Of Casio and Smart Watches

Over the last five and a half years I have tracked every walk that I have been on, and I have tracked about five and a half million steps per year. That’s a lot of steps and a lot of going around in clrcles. Going around in clrcles makes tracking walks with smart watches/gps watches less interesting. That’s probably why I have been distracted by Casio watches.

I haven’t been distracted by the 300-600 CHF watches. I’ve been distracted by the 30-50CHF ones. The simple watches that people of my age wore as children. These are simple, easy to use watches that have batteries that are meant to last for 10 years between battery changes. Compare that to one day for the Apple Watch and 30 days for Suunto and Garmin watches.

There is something cosier about a watch that doesn’t speak with the world, a watch that tells the time, has an alarm or five, one or two time zones, and that familiar beep beep, that is turned off, but could exist, should we want it back.

With this watch you get 10 years of battery life, an alarm clock and you know the time of day. It fits under your shirt sleeve with ease, and you can forget you’re wearing it until you need to know what time with it. For six CHF more you can get this one, with world time, and a timer. Timers are most useful when you’re cooking, to know when to do the next step.

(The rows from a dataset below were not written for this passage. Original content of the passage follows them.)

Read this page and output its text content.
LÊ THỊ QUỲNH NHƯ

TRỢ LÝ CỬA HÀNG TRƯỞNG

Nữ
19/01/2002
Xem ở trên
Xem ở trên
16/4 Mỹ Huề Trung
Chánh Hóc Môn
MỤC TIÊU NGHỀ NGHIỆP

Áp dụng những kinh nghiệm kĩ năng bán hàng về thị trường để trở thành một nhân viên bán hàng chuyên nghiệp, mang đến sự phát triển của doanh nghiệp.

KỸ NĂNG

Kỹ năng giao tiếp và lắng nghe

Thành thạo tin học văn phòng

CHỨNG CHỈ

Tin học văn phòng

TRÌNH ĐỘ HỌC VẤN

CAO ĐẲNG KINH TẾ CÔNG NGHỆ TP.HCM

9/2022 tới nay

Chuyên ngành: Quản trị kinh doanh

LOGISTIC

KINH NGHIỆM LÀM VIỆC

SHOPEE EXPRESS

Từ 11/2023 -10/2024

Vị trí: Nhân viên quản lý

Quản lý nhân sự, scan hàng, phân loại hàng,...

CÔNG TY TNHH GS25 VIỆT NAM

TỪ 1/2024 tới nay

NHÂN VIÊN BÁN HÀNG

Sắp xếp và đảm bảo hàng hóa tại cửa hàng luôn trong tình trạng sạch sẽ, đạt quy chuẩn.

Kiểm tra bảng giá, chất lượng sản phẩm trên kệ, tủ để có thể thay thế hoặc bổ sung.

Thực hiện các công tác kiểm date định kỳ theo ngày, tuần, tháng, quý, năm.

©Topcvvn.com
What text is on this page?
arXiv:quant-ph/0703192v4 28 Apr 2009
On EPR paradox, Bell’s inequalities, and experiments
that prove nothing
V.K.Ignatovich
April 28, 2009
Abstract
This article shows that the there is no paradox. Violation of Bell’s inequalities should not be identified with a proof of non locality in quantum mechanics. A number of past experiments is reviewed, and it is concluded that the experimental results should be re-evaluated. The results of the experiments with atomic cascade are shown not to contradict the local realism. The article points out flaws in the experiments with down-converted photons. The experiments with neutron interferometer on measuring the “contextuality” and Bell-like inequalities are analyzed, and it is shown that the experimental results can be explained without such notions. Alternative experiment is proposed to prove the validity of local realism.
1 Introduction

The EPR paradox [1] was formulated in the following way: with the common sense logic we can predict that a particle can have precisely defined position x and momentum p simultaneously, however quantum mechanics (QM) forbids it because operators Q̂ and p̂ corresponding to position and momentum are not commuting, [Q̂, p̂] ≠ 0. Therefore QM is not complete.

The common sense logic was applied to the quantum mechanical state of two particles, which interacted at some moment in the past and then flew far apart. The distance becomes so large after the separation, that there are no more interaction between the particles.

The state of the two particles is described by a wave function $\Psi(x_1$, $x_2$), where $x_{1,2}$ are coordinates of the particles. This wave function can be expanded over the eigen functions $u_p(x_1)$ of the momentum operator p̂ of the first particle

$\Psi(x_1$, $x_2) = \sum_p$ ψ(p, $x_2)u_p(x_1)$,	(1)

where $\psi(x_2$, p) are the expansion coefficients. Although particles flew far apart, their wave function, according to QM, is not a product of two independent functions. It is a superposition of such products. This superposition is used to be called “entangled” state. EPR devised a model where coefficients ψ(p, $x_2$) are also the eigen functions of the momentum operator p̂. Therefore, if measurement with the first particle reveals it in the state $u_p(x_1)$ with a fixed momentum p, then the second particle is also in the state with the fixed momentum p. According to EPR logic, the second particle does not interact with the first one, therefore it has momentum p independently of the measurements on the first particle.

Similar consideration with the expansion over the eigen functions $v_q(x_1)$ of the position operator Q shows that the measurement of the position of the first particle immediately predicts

The pandemic affects us in strange ways. I didn’t expect to rekindle my interest in simple casio watches but for some reason the pandemic has. For three years, over this pandemic I have walked in circles, and my interest in that data has waned, so simple watches have re-awoken simpler desires for simpler watches.

Don’t be mistaken though. These are simple, limited watches and I want them to do more, but conversely I like the idea of wearing a watch for as long as I want, without having to recharge it. It doesn’t nag me, unless I tell it to wake me up, or to tell me that 20 minutes have elapsed.